The future is bright. But only if you keep writing. 

I've blogged before about how self-pubbing isn't zero sum. But as more and more ebooks get published, visibility is going to continue to be the key to success.

So write more. The more virtual shelf-space you have, the more new projects you can sell to your fans, the more you can get your name out there, the better off you'll be.

Remember: No one owes you a living. No one said this would be fun, fair, or easy. Ebooks aren't a bubble or a gold rush--they're a long term path to success.  

But only if you feed the beast.


Veronica - Eloheim said...

I enjoyed this post. Thanks for pulling it together for us! As a non-fiction writer, I would be really interested in a similar list for my section of the writing world. Do you know of one?

Joe Flynn said...

Took a moment to read Richard's interesting post. Now, it's time to get back to "feeding the beast."

Sharper13x said...

"Books aren't a bubble or a gold rush..." Absolutely right. . Yet somehow so often not understood. Nice post. Thanks!

Shantnu said...

Very interesting post, Richard. Well done on doing research to back up your claims, rather than just making bland statements (like legacy pub does).

Ducane007 said...

Thanks Joe. Inspiring as ever.

Alistair McIntyre said...

Thanks for the numbers and thoughts. Always good motivation to pop in here and read the latest guest blog before hitting the keyboard again.

L. J. Breedlove said...

I would have listed 50 Shades and Hunger Games as self published successes. No? Didn't they both start as selfpublished and then get picked up by traditional publishers?

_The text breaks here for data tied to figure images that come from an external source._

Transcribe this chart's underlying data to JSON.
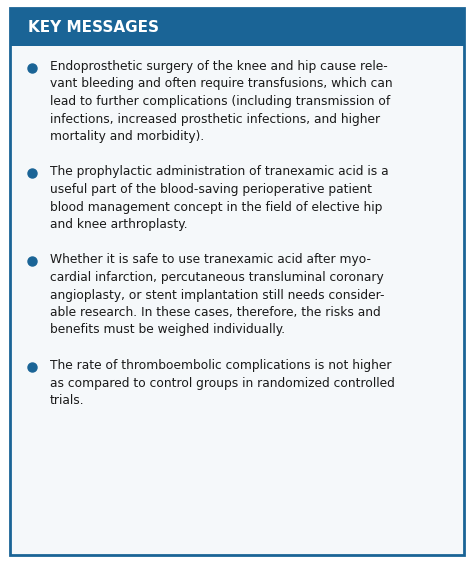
{
  "title": "KEY MESSAGES",
  "title_bg_color": "#1a6496",
  "title_text_color": "#ffffff",
  "box_bg_color": "#f5f8fa",
  "box_border_color": "#1a6496",
  "bullet_color": "#1a6496",
  "text_color": "#1a1a1a",
  "bullets": [
    "Endoprosthetic surgery of the knee and hip cause rele-vant bleeding and often require transfusions, which can lead to further complications (including transmission of infections, increased prosthetic infections, and higher mortality and morbidity).",
    "The prophylactic administration of tranexamic acid is a useful part of the blood-saving perioperative patient blood management concept in the field of elective hip and knee arthroplasty.",
    "Whether it is safe to use tranexamic acid after myo-cardial infarction, percutaneous transluminal coronary angioplasty, or stent implantation still needs consider-able research. In these cases, therefore, the risks and benefits must be weighed individually.",
    "The rate of thromboembolic complications is not higher as compared to control groups in randomized controlled trials."
  ],
  "figsize": [
    4.74,
    5.63
  ],
  "dpi": 100,
  "title_fontsize": 11,
  "body_fontsize": 8.8
}
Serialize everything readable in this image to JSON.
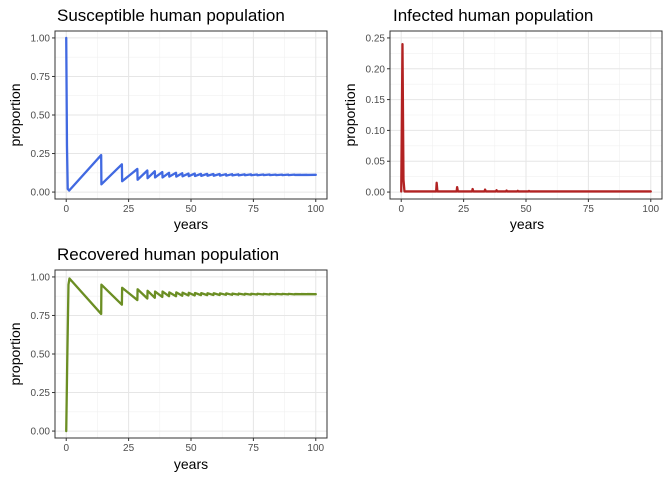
{
  "chart_data": [
    {
      "type": "line",
      "title": "Susceptible human population",
      "xlabel": "years",
      "ylabel": "proportion",
      "xlim": [
        0,
        100
      ],
      "ylim": [
        0,
        1.0
      ],
      "xticks": [
        "0",
        "25",
        "50",
        "75",
        "100"
      ],
      "yticks": [
        "0.00",
        "0.25",
        "0.50",
        "0.75",
        "1.00"
      ],
      "grid": true,
      "legend": "none",
      "color": "#4169E1",
      "series": [
        {
          "x": [
            0,
            0.3,
            0.6,
            1.2,
            14.0,
            14.1,
            22.3,
            22.4,
            28.5,
            28.6,
            32.5,
            32.6,
            35.5,
            35.6,
            38.5,
            38.6,
            41.2,
            41.3,
            44.0,
            44.1,
            46.5,
            46.6,
            49.0,
            49.1,
            51.5,
            51.6,
            54.0,
            54.1,
            56.5,
            56.6,
            59.0,
            59.1,
            61.5,
            61.6,
            64.0,
            64.1,
            66.5,
            66.6,
            69.0,
            69.1,
            71.5,
            71.6,
            74.0,
            74.1,
            76.5,
            76.6,
            79.0,
            79.1,
            81.5,
            81.6,
            84.0,
            84.1,
            86.5,
            86.6,
            89.0,
            89.1,
            91.5,
            91.6,
            94.0,
            94.1,
            96.5,
            96.6,
            100
          ],
          "y": [
            1.0,
            0.3,
            0.02,
            0.01,
            0.24,
            0.05,
            0.18,
            0.07,
            0.15,
            0.08,
            0.14,
            0.09,
            0.135,
            0.095,
            0.13,
            0.095,
            0.125,
            0.1,
            0.125,
            0.1,
            0.122,
            0.102,
            0.12,
            0.103,
            0.12,
            0.104,
            0.118,
            0.105,
            0.118,
            0.106,
            0.117,
            0.106,
            0.117,
            0.107,
            0.116,
            0.107,
            0.116,
            0.108,
            0.115,
            0.108,
            0.115,
            0.109,
            0.115,
            0.109,
            0.114,
            0.109,
            0.114,
            0.11,
            0.114,
            0.11,
            0.113,
            0.11,
            0.113,
            0.11,
            0.113,
            0.11,
            0.113,
            0.111,
            0.112,
            0.111,
            0.112,
            0.111,
            0.112
          ]
        }
      ]
    },
    {
      "type": "line",
      "title": "Infected human population",
      "xlabel": "years",
      "ylabel": "proportion",
      "xlim": [
        0,
        100
      ],
      "ylim": [
        0,
        0.25
      ],
      "xticks": [
        "0",
        "25",
        "50",
        "75",
        "100"
      ],
      "yticks": [
        "0.00",
        "0.05",
        "0.10",
        "0.15",
        "0.20",
        "0.25"
      ],
      "grid": true,
      "legend": "none",
      "color": "#B22222",
      "series": [
        {
          "x": [
            0,
            0.5,
            0.9,
            1.3,
            14.0,
            14.2,
            14.5,
            22.2,
            22.4,
            22.7,
            28.4,
            28.6,
            28.9,
            33.4,
            33.6,
            33.9,
            38.0,
            38.2,
            38.5,
            42.0,
            42.2,
            42.5,
            46.5,
            46.7,
            47.0,
            51.0,
            51.2,
            51.5,
            100
          ],
          "y": [
            0.001,
            0.24,
            0.02,
            0.001,
            0.001,
            0.015,
            0.001,
            0.001,
            0.008,
            0.001,
            0.001,
            0.005,
            0.001,
            0.001,
            0.004,
            0.001,
            0.001,
            0.003,
            0.001,
            0.001,
            0.0025,
            0.001,
            0.001,
            0.002,
            0.001,
            0.001,
            0.0018,
            0.001,
            0.001
          ]
        }
      ]
    },
    {
      "type": "line",
      "title": "Recovered human population",
      "xlabel": "years",
      "ylabel": "proportion",
      "xlim": [
        0,
        100
      ],
      "ylim": [
        0,
        1.0
      ],
      "xticks": [
        "0",
        "25",
        "50",
        "75",
        "100"
      ],
      "yticks": [
        "0.00",
        "0.25",
        "0.50",
        "0.75",
        "1.00"
      ],
      "grid": true,
      "legend": "none",
      "color": "#6B8E23",
      "series": [
        {
          "x": [
            0,
            0.4,
            0.9,
            1.3,
            14.0,
            14.1,
            22.3,
            22.4,
            28.5,
            28.6,
            32.5,
            32.6,
            35.5,
            35.6,
            38.5,
            38.6,
            41.2,
            41.3,
            44.0,
            44.1,
            46.5,
            46.6,
            49.0,
            49.1,
            51.5,
            51.6,
            54.0,
            54.1,
            56.5,
            56.6,
            59.0,
            59.1,
            61.5,
            61.6,
            64.0,
            64.1,
            66.5,
            66.6,
            69.0,
            69.1,
            71.5,
            71.6,
            74.0,
            74.1,
            76.5,
            76.6,
            79.0,
            79.1,
            81.5,
            81.6,
            84.0,
            84.1,
            86.5,
            86.6,
            89.0,
            89.1,
            91.5,
            91.6,
            94.0,
            94.1,
            96.5,
            96.6,
            100
          ],
          "y": [
            0.0,
            0.45,
            0.95,
            0.99,
            0.76,
            0.95,
            0.82,
            0.93,
            0.85,
            0.92,
            0.86,
            0.91,
            0.865,
            0.905,
            0.87,
            0.905,
            0.875,
            0.9,
            0.875,
            0.9,
            0.878,
            0.898,
            0.88,
            0.897,
            0.88,
            0.896,
            0.882,
            0.895,
            0.882,
            0.894,
            0.883,
            0.894,
            0.883,
            0.893,
            0.884,
            0.893,
            0.884,
            0.892,
            0.885,
            0.892,
            0.885,
            0.891,
            0.885,
            0.891,
            0.886,
            0.891,
            0.886,
            0.89,
            0.886,
            0.89,
            0.887,
            0.89,
            0.887,
            0.89,
            0.887,
            0.89,
            0.887,
            0.889,
            0.888,
            0.889,
            0.888,
            0.889,
            0.888
          ]
        }
      ]
    }
  ]
}
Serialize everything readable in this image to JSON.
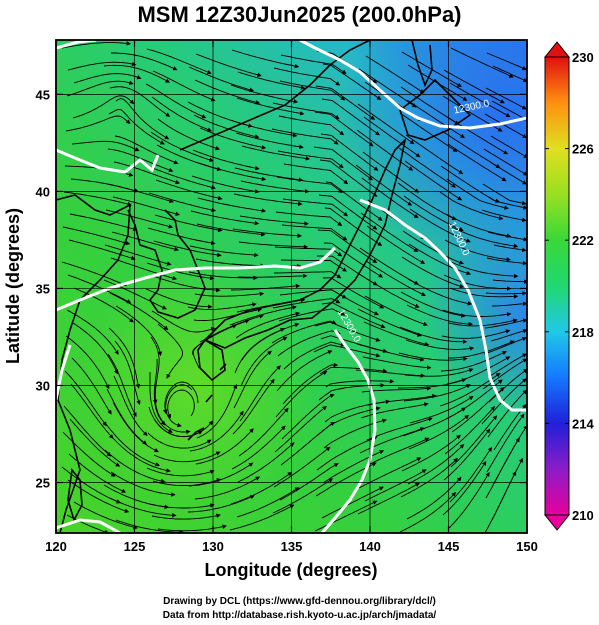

Patrice Fitzgerald said...

Informative and inspiring guest post. Thank you! And thanks to Joe, as usual.

Write. Publish. Repeat...

P.S. My captcha is "titrurf" -- is that something kinky I should know about?

Richard Stooker said...

Veronica - Eloheim said...

I enjoyed this post. Thanks for pulling it together for us! As a non-fiction writer, I would be really interested in a similar list for my section of the writing world. Do you know of one?

Hi, Veronica -- the FORBES list is for BOTH fiction and nonfiction writers. Of all nonfiction writers, only Bill O'Reilly made the top 15 cut. I ignored him because I'm a fiction writer. And, remember, he has a huge mainstream media platform.

Richard Stooker said...

L. J. Breedlove said...

I would have listed 50 Shades and Hunger Games as self published successes. No? Didn't they both start as selfpublished and then get picked up by traditional publishers?

Hi, L.J., Hunger Games -- trad pubbed all the way. Suzanne Collins also wrote an earlier YA fantasy series.

The original version of 50 Shades was published on a fan fiction site, since it was fan fiction for Twilight. But 50 Shades unconnected to Twilight was published in Australia and then spread by word of mouth, so picked up by current publisher.

This list is for 2011. Obviously E.L. James will be on 2012 list.

M.F. Soriano said...

Some interesting points in this post--especially regarding women being the larger part of the book-buying public, and of female characters being, consequently, well received. I wonder if Joe was considering those ideas when he created Jack Daniels.

Also, I'm generally very grateful for all the information and insight Joe has shared here, but I wanted to bring up a little quibble regarding his closing words on this post: "no one said this would be fair, fun, or easy." Personally, I think "fun" should be a prerequisite. If you're not having fun writing, then why bother? There are much easier ways to earn a living.

JA Konrath said...

@MF - I've said often that fun is essential for writing. If you hate it, why do it?

In this case I'm referring to publishing, and attaining success in this biz.

It isn't fair, fun, or easy to get bad reviews, or see your sales stall. The business side of publishing is tough, unforgiving, and doesn't make sense much of the time. Luck is essential, and luck doesn't play fair.

Andrea said...

This is one of my favorite guest posts so far. Thanks, Richard, for the information!

Chuckles Austen said...

Really fascinating blog, Richard. Sorry I missed it when it was first put up.

I think this applies to all forms of storytelling, and often explains why some creators whose work I don't particularly enjoy often become very successful. The heartstrings connect.

Thanks again for an interesting blog.